US report on human rights ‘disgraceful’ for Bangladesh: BNP
BNP has termed “disgraceful” for the country the recent US report that focused on human rights practices in Bangladesh.
The party also claimed that the “real” human rights scenario in the country was more dreadful than reflected in the report.
“We can’t appreciate the US report as it said there were no democracy, press freedom and freedom of expression in Bangladesh. This is very much disgraceful for us as an independent nation,” BNP Spokesman Asaduzzaman Ripon told a press briefing at the party’s Nayapaltan central office today.
On June 25, US Secretary of State John Kerry presented the 2014 Country Reports on Human Rights Practices at the US Department of State in Washington DC.
Bangladesh is a secular, pluralistic parliamentary democracy with a vibrant civil society, the report said in its Bangladesh chapter.
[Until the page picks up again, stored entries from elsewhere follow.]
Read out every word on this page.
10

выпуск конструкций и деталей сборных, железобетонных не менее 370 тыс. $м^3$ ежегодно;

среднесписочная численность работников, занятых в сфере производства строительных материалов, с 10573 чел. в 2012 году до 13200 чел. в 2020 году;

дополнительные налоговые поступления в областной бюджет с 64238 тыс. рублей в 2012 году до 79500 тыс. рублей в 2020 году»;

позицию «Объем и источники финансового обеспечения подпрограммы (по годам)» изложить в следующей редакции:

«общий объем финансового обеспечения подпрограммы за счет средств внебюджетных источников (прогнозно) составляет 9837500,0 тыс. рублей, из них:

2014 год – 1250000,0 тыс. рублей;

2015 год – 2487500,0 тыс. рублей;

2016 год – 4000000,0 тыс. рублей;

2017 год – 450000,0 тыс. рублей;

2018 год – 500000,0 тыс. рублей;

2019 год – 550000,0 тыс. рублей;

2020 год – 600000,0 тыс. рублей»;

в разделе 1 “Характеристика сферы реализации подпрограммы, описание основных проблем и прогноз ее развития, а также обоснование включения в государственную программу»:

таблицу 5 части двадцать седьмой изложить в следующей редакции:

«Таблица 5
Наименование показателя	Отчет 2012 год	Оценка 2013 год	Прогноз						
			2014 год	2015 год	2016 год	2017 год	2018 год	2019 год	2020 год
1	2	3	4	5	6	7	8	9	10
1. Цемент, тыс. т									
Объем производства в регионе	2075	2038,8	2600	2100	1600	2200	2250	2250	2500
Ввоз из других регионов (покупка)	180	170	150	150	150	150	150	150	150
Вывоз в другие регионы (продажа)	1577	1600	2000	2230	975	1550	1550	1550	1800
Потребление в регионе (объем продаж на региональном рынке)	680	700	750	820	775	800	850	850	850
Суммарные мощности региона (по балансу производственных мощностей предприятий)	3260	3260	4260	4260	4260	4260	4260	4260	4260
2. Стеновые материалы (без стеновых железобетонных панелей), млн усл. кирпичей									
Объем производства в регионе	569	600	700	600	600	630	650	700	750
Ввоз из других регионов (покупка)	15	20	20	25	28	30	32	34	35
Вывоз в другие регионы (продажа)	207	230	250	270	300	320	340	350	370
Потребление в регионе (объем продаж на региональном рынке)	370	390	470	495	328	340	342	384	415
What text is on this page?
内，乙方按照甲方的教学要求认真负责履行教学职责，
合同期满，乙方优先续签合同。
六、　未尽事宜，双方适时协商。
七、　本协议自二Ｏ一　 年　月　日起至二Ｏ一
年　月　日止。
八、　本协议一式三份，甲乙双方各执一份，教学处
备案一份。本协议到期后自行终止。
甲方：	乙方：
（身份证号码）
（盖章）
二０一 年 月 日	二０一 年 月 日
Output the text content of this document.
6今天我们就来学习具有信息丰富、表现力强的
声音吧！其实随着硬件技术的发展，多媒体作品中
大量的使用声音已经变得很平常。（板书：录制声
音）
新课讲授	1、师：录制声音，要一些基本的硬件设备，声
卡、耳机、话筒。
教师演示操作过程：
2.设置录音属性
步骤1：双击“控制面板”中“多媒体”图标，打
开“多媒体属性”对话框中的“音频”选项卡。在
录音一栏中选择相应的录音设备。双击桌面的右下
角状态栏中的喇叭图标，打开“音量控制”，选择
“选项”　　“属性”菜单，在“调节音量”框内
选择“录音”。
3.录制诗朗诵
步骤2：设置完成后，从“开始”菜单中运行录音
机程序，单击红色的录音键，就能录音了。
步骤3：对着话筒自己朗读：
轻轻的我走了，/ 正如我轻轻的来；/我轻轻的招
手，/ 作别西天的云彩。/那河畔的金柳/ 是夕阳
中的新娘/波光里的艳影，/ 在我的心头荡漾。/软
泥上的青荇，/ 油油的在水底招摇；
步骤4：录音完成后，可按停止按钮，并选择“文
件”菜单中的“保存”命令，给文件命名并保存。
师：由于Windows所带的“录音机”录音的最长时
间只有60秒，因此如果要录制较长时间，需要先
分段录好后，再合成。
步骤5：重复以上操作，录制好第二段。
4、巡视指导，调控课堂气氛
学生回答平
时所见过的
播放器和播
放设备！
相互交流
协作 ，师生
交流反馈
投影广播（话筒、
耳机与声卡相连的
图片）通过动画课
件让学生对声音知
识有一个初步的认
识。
The constitution provides for freedom of speech and press, but the government sometimes failed to respect these rights. There were some limitations on freedom of speech, it claimed.
Ripon, also the BNP’s international affairs secretary, said as an opposition, BNP was not cheerful following such a report as the party “believed in positive politics.”
In the report, the US said the most significant human rights problems in Bangladesh were extrajudicial killings and forced disappearances, some restrictions on online speech and the press, and poor working conditions and labour rights.
Reacting to the report, Ripon said, “The gravity of human rights violation by the government is more horrifying than it was stated in the US report.”
He claimed the report mentioned that the international community did not accept the January-5 elections as it was questionable. “The US also doesn’t think that the current government represents the people of the country,” Ripon said.
On a different note, pointing to Information Minister Hasanul Haq Inu’s Friday’s remark that BNP chief Khaleda Zia would be kept in Kashimpur jail, Ripon said: “We don’t know when a leader like him started sitting on the chair of a judge.”